Le coordonnateur du Saes de l’Université virtuelle du Sénégal, Abdou Khadre Diop a exposé leurs problèmes relatifs à un déficit de 29 enseignants, un effectif pléthorique d’étudiants et un gap de 250 millions de francs CFA dans leur budget. Il s’y ajoute, selon lui, les problèmes de connexion, le renforcement des ressources technologiques et pédagogiques.
Le coordonnateur de l’Université Alioune Diop de Bambey a abondé dans le même. Il a relevé une massification incontrôlée au sein de leur établissement. D’après lui, en lieu et place des 1285 étudiants qu’ils peuvent accueillir, le ministère les a envoyés 3000 nouveaux bacheliers. Or, précise-t-il : « nous avons un seul amphi de 500 places. Nous manquons de salles de travaux dirigés et de laboratoire en physique et chimie ».

A l’instar des autres universités publiques du Sénégal, celle de Thiès n’a pas dérogé à la règle. Elle traverser les mêmes difficultés. Leur coordonnateur, Mamadou Tandian Diaw a renseigné qu’ils n’ont pas suffisamment d’infrastructures pour recevoir tous les étudiants qui seront orientés dans leur établissement. Ils avaient, d’après lui, réclamé 7 chapiteaux pour démarrer les cours mais, constate-t-il pour le déplorer, ils n’en ont reçu que deux. Ce, alerte-t-il, risque d’aggraver la situation.

Pour le coordonnateur de l’Université Gaston Berger de Saint Louis, leur université est en état de convalescence mais, prévient-il : « elle risque de rechuter à causes des nombreux problèmes ». Parmi ceux-ci, il énumère le non-respect des engagements du ministère de l’enseignement supérieur par rapport au paiement des bourses des étudiants, le déficit de mesure d’accompagnement en termes d’infrastructures, les conditions de vie difficile dans le campus. « Depuis la visite du ministre de l’Enseignement supérieur en août rien a changé. On ne voit pas d’ouvriers dans les chantiers », a déploré Djignoum Diouf qui dénonce le non- respect de l’accord entre le ministère et les structures pédagogiques.

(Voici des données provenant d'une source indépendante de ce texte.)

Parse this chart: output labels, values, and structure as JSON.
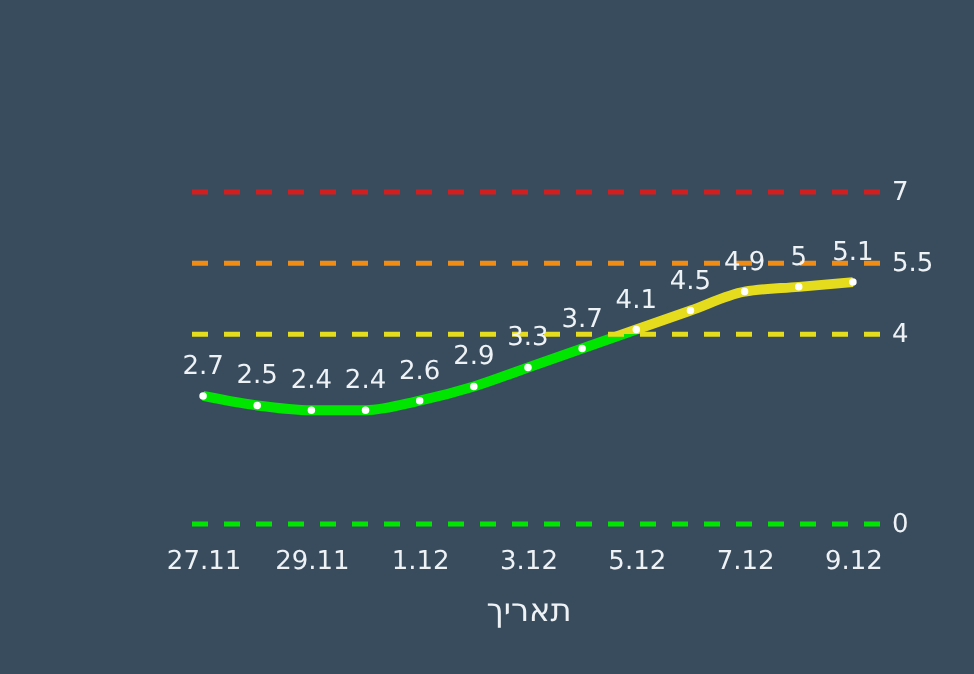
{
  "chart_data": {
    "type": "line",
    "xlabel": "תאריך",
    "categories": [
      "27.11",
      null,
      "29.11",
      null,
      "1.12",
      null,
      "3.12",
      null,
      "5.12",
      null,
      "7.12",
      null,
      "9.12"
    ],
    "series": [
      {
        "values": [
          2.7,
          2.5,
          2.4,
          2.4,
          2.6,
          2.9,
          3.3,
          3.7,
          4.1,
          4.5,
          4.9,
          5,
          5.1
        ]
      }
    ],
    "tick_labels": "x",
    "data_labels": true,
    "marker": "circle",
    "grid": false,
    "ref_lines": [
      {
        "axis": "y",
        "value": 0,
        "label": "0",
        "color": "#00e600",
        "line_style": "dashed"
      },
      {
        "axis": "y",
        "value": 4,
        "label": "4",
        "color": "#e6dc1e",
        "line_style": "dashed"
      },
      {
        "axis": "y",
        "value": 5.5,
        "label": "5.5",
        "color": "#f08c14",
        "line_style": "dashed"
      },
      {
        "axis": "y",
        "value": 7,
        "label": "7",
        "color": "#d21e1e",
        "line_style": "dashed"
      }
    ]
  }
}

M Diouf a, dans le même ordre d’idées plaidé pour l’accompagnement des UFR qui, selon lui, ont un budget très faible alors que ce sont eux qui doivent mener les activités pédagogiques. « Un effort doit être fait à ce niveau. La situation de stabilité est fortement menacée. Nous allons vers une année très difficile et fortement menacée », met-il en garde.

La situation est explosive à l’Université Cheikh Anta Diop de Dakar. Selon le coordonnateur de Saes à l’Ucad, l’université a reçu 80 mille étudiants pour un nombre d’enseignants estimé à 1375. Ce qui fait un enseignant pour 58 étudiants. « Il y a une place assise pour quatre étudiants. En plus, beaucoup d’étudiants prennent les cours debout ou en dehors des salles », a-t-il soutenu.